The other thing that zoning and parking requirements do in Toronto is limit the supply of affordable small homes. Due to minimum lot sizes/depths, parking requirements, and having the build expensive ROWs, it's not viable to build small homes in new subdivisions. And existing small homes in older neighbourhoods (esp 20s-60s vintage) that had low land values when built, but where the location is now much more desirable and centrally located have pressure to intensify. However, since you can't subdivide the lots, or build multi-family on them, the only possible response is to replace them with bigger homes, which is happening on a large scale in Central Etobicoke, North Toronto, Central North York and areas near the lake from Mimico to Oakville.
ReplyDeleteThat means people looking for small homes have to go for apartments. Not necessarily a terrible problem, except for the fact that as you said, apartments can't online be built in a few select areas, forcing them to go highrise, which is much more expensive per sf, and the parking cost per unit can be quite high too since it usually has to be underground, especially with parking minimums. The other possibility is basement apartments, which aren't that nice, plus they are banned in many suburbs, although that's supposed to change soon.
I heard that some parts of Vancouver allow back to back units though? So you could theoretically have two back to back pairs of semi detached units?
Those houses in Vancouver are called "laneway houses". However, they have been severely compromised in the zoning code, as they can only be "secondary suites" and not another house by themselves. However, they're not "back-to-back" per se, back-to-back housing is pretty awful for air circulation so they are extremely rare. Even dense European cities have inner courtyards to avoid back-to-back housing.

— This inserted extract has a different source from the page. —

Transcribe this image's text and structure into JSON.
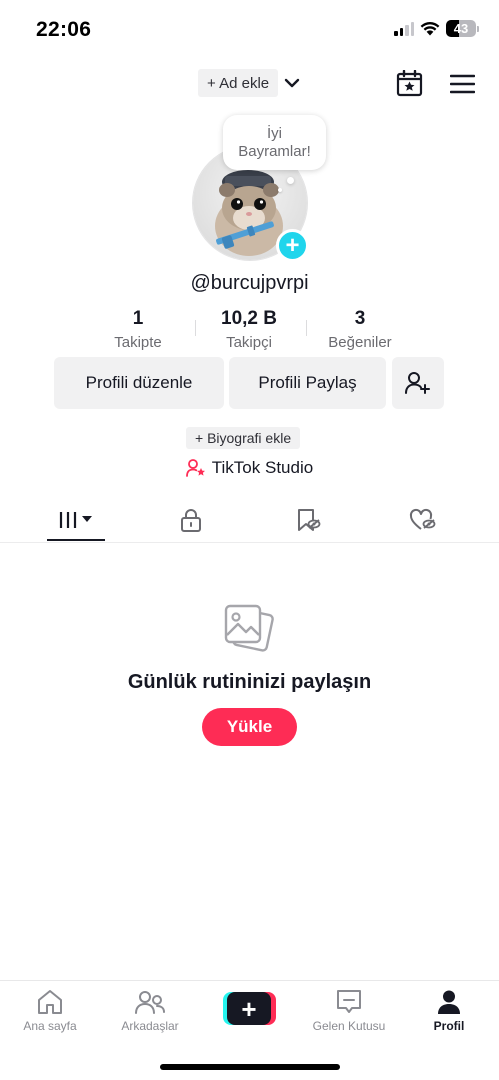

DeleteIf people can't find affordable small homes, they have to go for condos or apartments, correct. However, these are not really interchangeable for everyone. Someone who wants a house to raise a family may not settle for a 12th floor condo, no matter how big it is or how cheap it is. But if they had low-rise condos with a private door to outside, then that might be acceptable.
In my article "Fear of heights" (the first, not the second), I mentioned that dynamic and the lower cost of low-rise and mid-rise buildings over high-rises, and people's preferences for certain housing types.